November 17, 2011

Apology Rules

Some people (ahem) can't stand it when someone is mad at them. They apologize repeatedly--calling and emailing to say how sorry they are and to see if the other person is still mad.

Is this effective? Not usually. The wronged party might issue forgiveness eventually, but it's mostly just to get the apologizing to stop. It's often an unsatisfactory resolution for both parties, leaving one annoyed and the other emotionally exhausted.

The last time this happened, I started thinking about some ground rules for apologies. Some readings on assertiveness and communication skills helped me identify two rules that can help you (and me) apologize appropriately, while keeping a level head.

1) Figure out what you did wrong and take responsibility for it. This rule has two steps and is particularly important when we make a mistake that initiates a chain of unfortunate events. Example: your friend confides in you that he's dating someone new, but hasn't yet told his recent ex. You can't resist sharing this news with your work friend, who knows both parties. Unexpectedly, your work friend declares that your friend's ex has "the right to know" and calls her up. The next thing you know, your friend is livid with you because his ex confronted him in furious tears, and now won't speak to him and is refusing to share custody of their beloved cat. You are dumbfounded by this turn of events and your impulse is to apologize to your friend profusely and repeatedly, begging desperately for forgiveness for your awful sins. What do do instead:
  • Identify your crime and apologize for it. You shouldn't have gossiped with your work friend; for that, you should apologize directly and genuinely.
  • Don't apologize for the parts that aren't your fault. While it's true that your behaviour triggered the chain of events, you aren't accountable for your work friend's decision or for the ex-girlfriend's dramatic reaction. You can, and should, be sorry that your initial mistake prompted the whole mess, but you still aren't responsible for other people's behaviour and you don't need to apologize for it. 
2) Let the apology fit the crime. If it's hard for you to tolerate someone being upset with you, you may use the understandable but unhelpful strategy of "keep apologizing until you're forgiven." The problem with this strategy is that eventually, the apology no longer fits the crime. Example: you accidentally bump a guy on a crowded bus and he spills his coffee on the floor. You apologize sincerely, but rather than accepting your apology or your offer to buy him a fresh cup, the guy continues to berate you as though you had purposefully grabbed the coffee from his hand and thrown it in his face. Your impulse is to apologize even harder, but wait a minute--you didn't abduct his first-born child; you merely spilled his $1.25 cup of coffee. If he doesn't accept your first or even your second apology, it's time to stop apologizing and walk away.

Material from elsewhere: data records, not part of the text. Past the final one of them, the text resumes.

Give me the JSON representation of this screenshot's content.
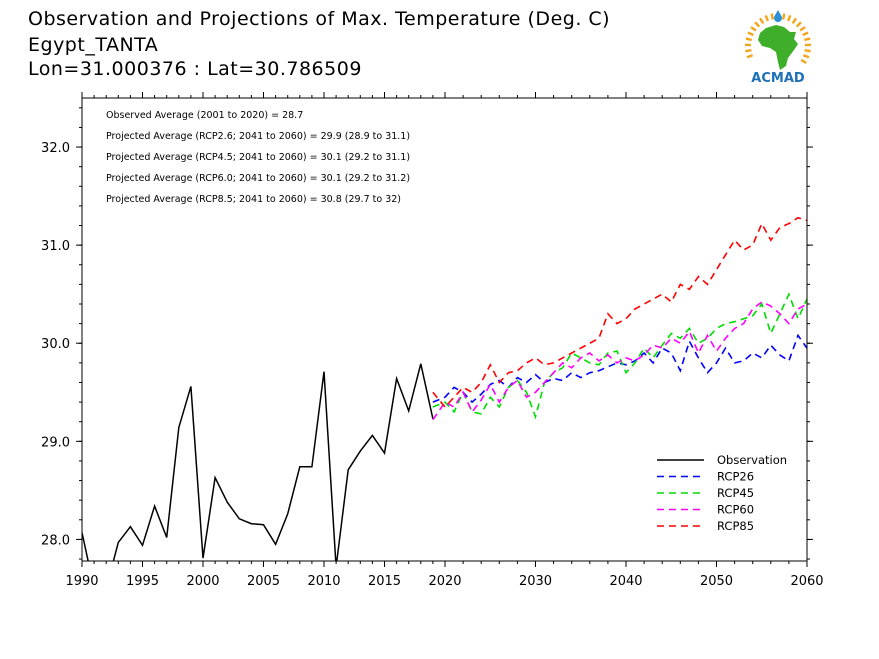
{
  "header": {
    "title": "Observation and Projections of Max. Temperature (Deg. C)",
    "location": "Egypt_TANTA",
    "coords": "Lon=31.000376 : Lat=30.786509"
  },
  "logo": {
    "text": "ACMAD",
    "colors": {
      "africa": "#3fae2a",
      "rays": "#f2a51a",
      "text": "#1d6fb8",
      "drop": "#2a8fd6"
    }
  },
  "chart_data": {
    "type": "line",
    "xlim": [
      1990,
      2060
    ],
    "ylim": [
      27.78,
      32.5
    ],
    "x_ticks": [
      1990,
      1995,
      2000,
      2005,
      2010,
      2015,
      2020,
      2030,
      2040,
      2050,
      2060
    ],
    "x_tick_labels": [
      "1990",
      "1995",
      "2000",
      "2005",
      "2010",
      "2015",
      "2020",
      "2030",
      "2040",
      "2050",
      "2060"
    ],
    "y_ticks": [
      28.0,
      29.0,
      30.0,
      31.0,
      32.0
    ],
    "y_tick_labels": [
      "28.0",
      "29.0",
      "30.0",
      "31.0",
      "32.0"
    ],
    "x_axis_breaks": {
      "early": [
        1990,
        2020
      ],
      "late": [
        2020,
        2060
      ]
    },
    "annotations": [
      "Observed Average (2001 to 2020) = 28.7",
      "Projected Average (RCP2.6; 2041 to 2060) = 29.9 (28.9 to 31.1)",
      "Projected Average (RCP4.5; 2041 to 2060) = 30.1 (29.2 to 31.1)",
      "Projected Average (RCP6.0; 2041 to 2060) = 30.1 (29.2 to 31.2)",
      "Projected Average (RCP8.5; 2041 to 2060) = 30.8 (29.7 to 32)"
    ],
    "legend_position": "bottom-right",
    "series": [
      {
        "name": "Observation",
        "color": "#000000",
        "dashed": false,
        "x": [
          1990,
          1991,
          1992,
          1993,
          1994,
          1995,
          1996,
          1997,
          1998,
          1999,
          2000,
          2001,
          2002,
          2003,
          2004,
          2005,
          2006,
          2007,
          2008,
          2009,
          2010,
          2011,
          2012,
          2013,
          2014,
          2015,
          2016,
          2017,
          2018,
          2019
        ],
        "y": [
          28.07,
          27.5,
          27.5,
          27.97,
          28.13,
          27.94,
          28.34,
          28.02,
          29.14,
          29.56,
          27.81,
          28.63,
          28.38,
          28.21,
          28.16,
          28.15,
          27.95,
          28.26,
          28.74,
          28.74,
          29.71,
          27.72,
          28.71,
          28.9,
          29.06,
          28.88,
          29.64,
          29.31,
          29.79,
          29.23
        ]
      },
      {
        "name": "RCP26",
        "color": "#0000ff",
        "dashed": true,
        "x": [
          2019,
          2020,
          2021,
          2022,
          2023,
          2024,
          2025,
          2026,
          2027,
          2028,
          2029,
          2030,
          2031,
          2032,
          2033,
          2034,
          2035,
          2036,
          2037,
          2038,
          2039,
          2040,
          2041,
          2042,
          2043,
          2044,
          2045,
          2046,
          2047,
          2048,
          2049,
          2050,
          2051,
          2052,
          2053,
          2054,
          2055,
          2056,
          2057,
          2058,
          2059,
          2060
        ],
        "y": [
          29.4,
          29.45,
          29.55,
          29.5,
          29.4,
          29.48,
          29.58,
          29.62,
          29.55,
          29.65,
          29.6,
          29.68,
          29.6,
          29.64,
          29.62,
          29.7,
          29.65,
          29.7,
          29.72,
          29.76,
          29.8,
          29.78,
          29.82,
          29.9,
          29.8,
          29.95,
          29.9,
          29.72,
          30.02,
          29.85,
          29.7,
          29.8,
          29.95,
          29.8,
          29.82,
          29.9,
          29.85,
          29.98,
          29.88,
          29.82,
          30.08,
          29.95
        ]
      },
      {
        "name": "RCP45",
        "color": "#00dd00",
        "dashed": true,
        "x": [
          2019,
          2020,
          2021,
          2022,
          2023,
          2024,
          2025,
          2026,
          2027,
          2028,
          2029,
          2030,
          2031,
          2032,
          2033,
          2034,
          2035,
          2036,
          2037,
          2038,
          2039,
          2040,
          2041,
          2042,
          2043,
          2044,
          2045,
          2046,
          2047,
          2048,
          2049,
          2050,
          2051,
          2052,
          2053,
          2054,
          2055,
          2056,
          2057,
          2058,
          2059,
          2060
        ],
        "y": [
          29.35,
          29.4,
          29.3,
          29.5,
          29.3,
          29.28,
          29.45,
          29.35,
          29.55,
          29.62,
          29.5,
          29.25,
          29.6,
          29.7,
          29.75,
          29.9,
          29.85,
          29.8,
          29.78,
          29.9,
          29.92,
          29.7,
          29.8,
          29.95,
          29.85,
          29.98,
          30.1,
          30.05,
          30.15,
          30.0,
          30.05,
          30.15,
          30.2,
          30.22,
          30.25,
          30.28,
          30.4,
          30.1,
          30.3,
          30.5,
          30.25,
          30.45
        ]
      },
      {
        "name": "RCP60",
        "color": "#ff00ff",
        "dashed": true,
        "x": [
          2019,
          2020,
          2021,
          2022,
          2023,
          2024,
          2025,
          2026,
          2027,
          2028,
          2029,
          2030,
          2031,
          2032,
          2033,
          2034,
          2035,
          2036,
          2037,
          2038,
          2039,
          2040,
          2041,
          2042,
          2043,
          2044,
          2045,
          2046,
          2047,
          2048,
          2049,
          2050,
          2051,
          2052,
          2053,
          2054,
          2055,
          2056,
          2057,
          2058,
          2059,
          2060
        ],
        "y": [
          29.22,
          29.4,
          29.35,
          29.5,
          29.3,
          29.42,
          29.58,
          29.4,
          29.55,
          29.62,
          29.45,
          29.5,
          29.6,
          29.7,
          29.8,
          29.75,
          29.85,
          29.9,
          29.82,
          29.88,
          29.8,
          29.85,
          29.82,
          29.88,
          29.98,
          29.95,
          30.05,
          30.0,
          30.12,
          29.9,
          30.08,
          29.92,
          30.05,
          30.15,
          30.2,
          30.35,
          30.42,
          30.38,
          30.3,
          30.2,
          30.35,
          30.4
        ]
      },
      {
        "name": "RCP85",
        "color": "#ff0000",
        "dashed": true,
        "x": [
          2019,
          2020,
          2021,
          2022,
          2023,
          2024,
          2025,
          2026,
          2027,
          2028,
          2029,
          2030,
          2031,
          2032,
          2033,
          2034,
          2035,
          2036,
          2037,
          2038,
          2039,
          2040,
          2041,
          2042,
          2043,
          2044,
          2045,
          2046,
          2047,
          2048,
          2049,
          2050,
          2051,
          2052,
          2053,
          2054,
          2055,
          2056,
          2057,
          2058,
          2059,
          2060
        ],
        "y": [
          29.5,
          29.35,
          29.45,
          29.55,
          29.5,
          29.6,
          29.78,
          29.6,
          29.7,
          29.72,
          29.8,
          29.85,
          29.78,
          29.8,
          29.85,
          29.9,
          29.95,
          30.0,
          30.05,
          30.3,
          30.2,
          30.25,
          30.35,
          30.4,
          30.45,
          30.5,
          30.42,
          30.6,
          30.55,
          30.68,
          30.6,
          30.75,
          30.9,
          31.05,
          30.95,
          31.0,
          31.22,
          31.05,
          31.18,
          31.22,
          31.28,
          31.25
        ]
      }
    ]
  }
}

This rule applies to your friend and his ex as well. Say you issue a sincere apology for gossiping and for initiating the ensuing trouble, and your friend remains as angry as if you had personally kidnapped his cat. His anger doesn't fit the crime, and if you keep apologizing, soon the apology too will no longer fit the crime. It's time to walk away and give your friend some time to cool down.

Apologizing is hard and not over-apologizing can be even harder. Keeping in mind these rules can help you make a sincere and appropriate apology, with minimal anxiety and without going overboard.


  1. Why are you so Anti-Canadian?

    Over-apologising ... it's what we do!

  2. Agreed. I'm pretty sure this post has been flagged by CSIS.

  3. ««««Some people»»»»! Reading this made me miss you even more!

  4. I'm sorry I don't read your blog more often

  5. I think you present some pretty clear cut cases where the limits of the apology are obvious.